ECB positief over Europese
economie ondanks teruggang
Van onze correspondent - FRANKFURT, woensdag
De Europese Centrale Bank beoordeelt in haar gisteren
verschenen eerste maandrapport de economische situatie in de elf
eurolanden ondanks enige teruggang nog steeds als positief, de sinds
twee jaar bestaande prijsstabiliteit is niet in gevaar en de
consumentenvraag is nog boven verwachting.

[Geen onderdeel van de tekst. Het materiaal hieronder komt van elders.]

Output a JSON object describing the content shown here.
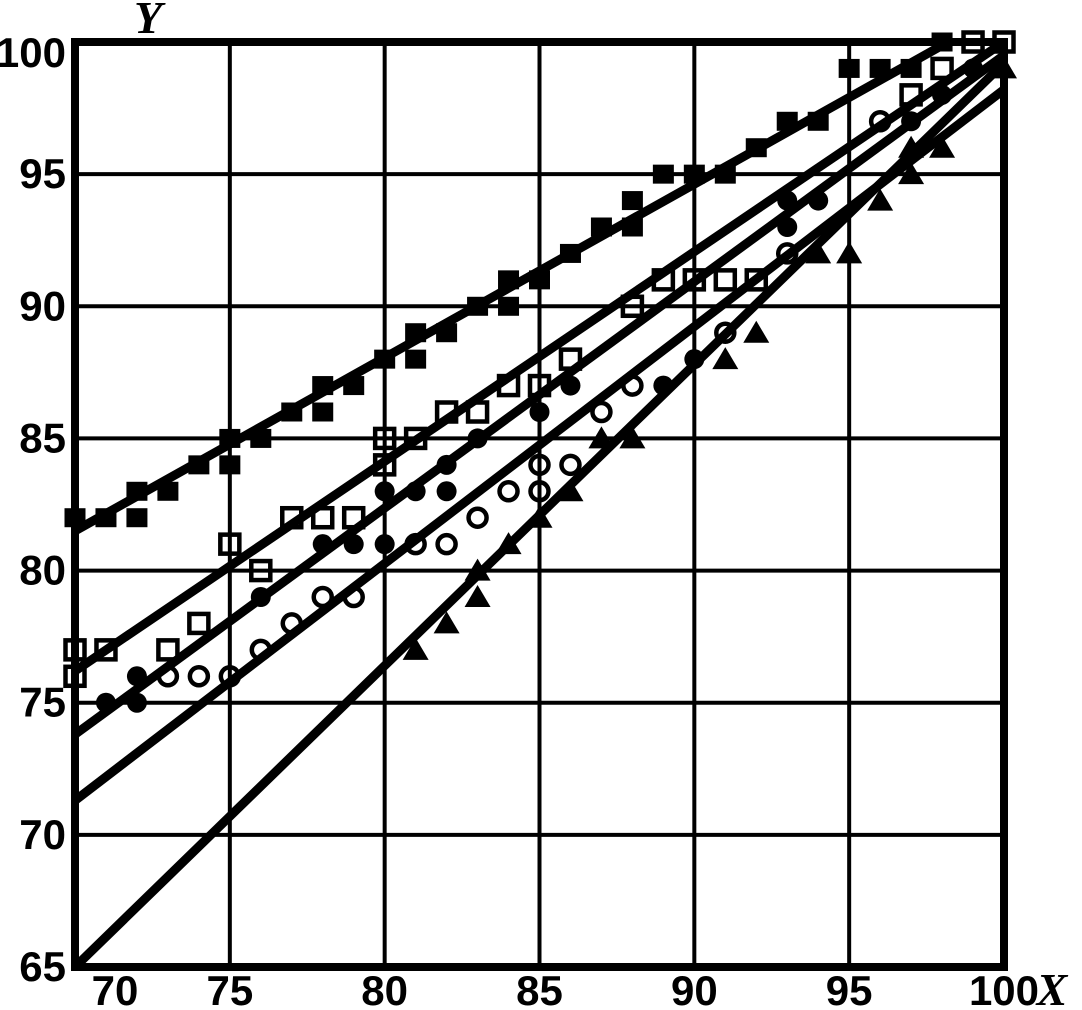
{
  "figure": {
    "kind": "scanned textbook scatter plot with fitted regression lines",
    "background_color": "#ffffff",
    "ink_color": "#000000"
  },
  "chart_data": {
    "type": "scatter",
    "title": "",
    "xlabel": "X",
    "ylabel": "Y",
    "xlim": [
      70,
      100
    ],
    "ylim": [
      65,
      100
    ],
    "x_ticks": [
      70,
      75,
      80,
      85,
      90,
      95,
      100
    ],
    "y_ticks": [
      65,
      70,
      75,
      80,
      85,
      90,
      95,
      100
    ],
    "grid": true,
    "grid_interval": 5,
    "legend": "none",
    "series": [
      {
        "name": "filled-squares",
        "marker": "filled-square",
        "points": [
          [
            70,
            82
          ],
          [
            71,
            82
          ],
          [
            72,
            82
          ],
          [
            72,
            83
          ],
          [
            73,
            83
          ],
          [
            74,
            84
          ],
          [
            75,
            84
          ],
          [
            75,
            85
          ],
          [
            76,
            85
          ],
          [
            77,
            86
          ],
          [
            78,
            86
          ],
          [
            78,
            87
          ],
          [
            79,
            87
          ],
          [
            80,
            88
          ],
          [
            81,
            88
          ],
          [
            81,
            89
          ],
          [
            82,
            89
          ],
          [
            83,
            90
          ],
          [
            84,
            90
          ],
          [
            84,
            91
          ],
          [
            85,
            91
          ],
          [
            86,
            92
          ],
          [
            87,
            93
          ],
          [
            88,
            93
          ],
          [
            88,
            94
          ],
          [
            89,
            95
          ],
          [
            90,
            95
          ],
          [
            91,
            95
          ],
          [
            92,
            96
          ],
          [
            93,
            97
          ],
          [
            94,
            97
          ],
          [
            95,
            99
          ],
          [
            96,
            99
          ],
          [
            97,
            99
          ],
          [
            98,
            100
          ]
        ]
      },
      {
        "name": "open-squares",
        "marker": "open-square",
        "points": [
          [
            70,
            76
          ],
          [
            70,
            77
          ],
          [
            71,
            77
          ],
          [
            73,
            77
          ],
          [
            74,
            78
          ],
          [
            75,
            81
          ],
          [
            76,
            80
          ],
          [
            77,
            82
          ],
          [
            78,
            82
          ],
          [
            79,
            82
          ],
          [
            80,
            84
          ],
          [
            80,
            85
          ],
          [
            81,
            85
          ],
          [
            82,
            86
          ],
          [
            83,
            86
          ],
          [
            84,
            87
          ],
          [
            85,
            87
          ],
          [
            86,
            88
          ],
          [
            88,
            90
          ],
          [
            89,
            91
          ],
          [
            90,
            91
          ],
          [
            91,
            91
          ],
          [
            92,
            91
          ],
          [
            97,
            98
          ],
          [
            98,
            99
          ],
          [
            99,
            100
          ],
          [
            100,
            100
          ]
        ]
      },
      {
        "name": "filled-circles",
        "marker": "filled-circle",
        "points": [
          [
            71,
            75
          ],
          [
            72,
            75
          ],
          [
            72,
            76
          ],
          [
            76,
            79
          ],
          [
            78,
            81
          ],
          [
            79,
            81
          ],
          [
            80,
            81
          ],
          [
            80,
            83
          ],
          [
            81,
            83
          ],
          [
            82,
            83
          ],
          [
            82,
            84
          ],
          [
            83,
            85
          ],
          [
            85,
            86
          ],
          [
            86,
            87
          ],
          [
            89,
            87
          ],
          [
            90,
            88
          ],
          [
            93,
            93
          ],
          [
            93,
            94
          ],
          [
            94,
            94
          ],
          [
            97,
            97
          ],
          [
            98,
            98
          ],
          [
            99,
            99
          ]
        ]
      },
      {
        "name": "open-circles",
        "marker": "open-circle",
        "points": [
          [
            73,
            76
          ],
          [
            74,
            76
          ],
          [
            75,
            76
          ],
          [
            76,
            77
          ],
          [
            77,
            78
          ],
          [
            78,
            79
          ],
          [
            79,
            79
          ],
          [
            81,
            81
          ],
          [
            82,
            81
          ],
          [
            83,
            82
          ],
          [
            84,
            83
          ],
          [
            85,
            83
          ],
          [
            85,
            84
          ],
          [
            86,
            84
          ],
          [
            87,
            86
          ],
          [
            88,
            87
          ],
          [
            91,
            89
          ],
          [
            93,
            92
          ],
          [
            96,
            97
          ]
        ]
      },
      {
        "name": "filled-triangles",
        "marker": "filled-triangle",
        "points": [
          [
            81,
            77
          ],
          [
            82,
            78
          ],
          [
            83,
            79
          ],
          [
            83,
            80
          ],
          [
            84,
            81
          ],
          [
            85,
            82
          ],
          [
            86,
            83
          ],
          [
            87,
            85
          ],
          [
            88,
            85
          ],
          [
            91,
            88
          ],
          [
            92,
            89
          ],
          [
            94,
            92
          ],
          [
            95,
            92
          ],
          [
            96,
            94
          ],
          [
            97,
            95
          ],
          [
            97,
            96
          ],
          [
            98,
            96
          ],
          [
            100,
            99
          ]
        ]
      }
    ],
    "fit_lines": [
      {
        "series": "filled-squares",
        "from": [
          70,
          81.5
        ],
        "to": [
          98.2,
          100.0
        ]
      },
      {
        "series": "open-squares",
        "from": [
          70,
          76.2
        ],
        "to": [
          100.0,
          100.0
        ]
      },
      {
        "series": "filled-circles",
        "from": [
          70,
          73.8
        ],
        "to": [
          100.0,
          99.5
        ]
      },
      {
        "series": "open-circles",
        "from": [
          70,
          71.3
        ],
        "to": [
          100.0,
          98.2
        ]
      },
      {
        "series": "filled-triangles",
        "from": [
          70,
          65.0
        ],
        "to": [
          100.0,
          99.2
        ]
      }
    ],
    "colors": {
      "ink": "#000000",
      "background": "#ffffff"
    }
  }
}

Maar om de stabiliteit van de euro op de langetermijn te
garanderen en tegelijkertijd de werkgelegenheid te bevorderen, verlangt
de ECB van de elf staten een strikte begrotingsdiscipline, een
flexibilisering van de arbeidsmarkt en gematigde loonstijgingen.
Vooral dat laatste is een tik op de vingers van de
Duitse vakbeweging, die niet wil afzien van looneisen van 6% en meer.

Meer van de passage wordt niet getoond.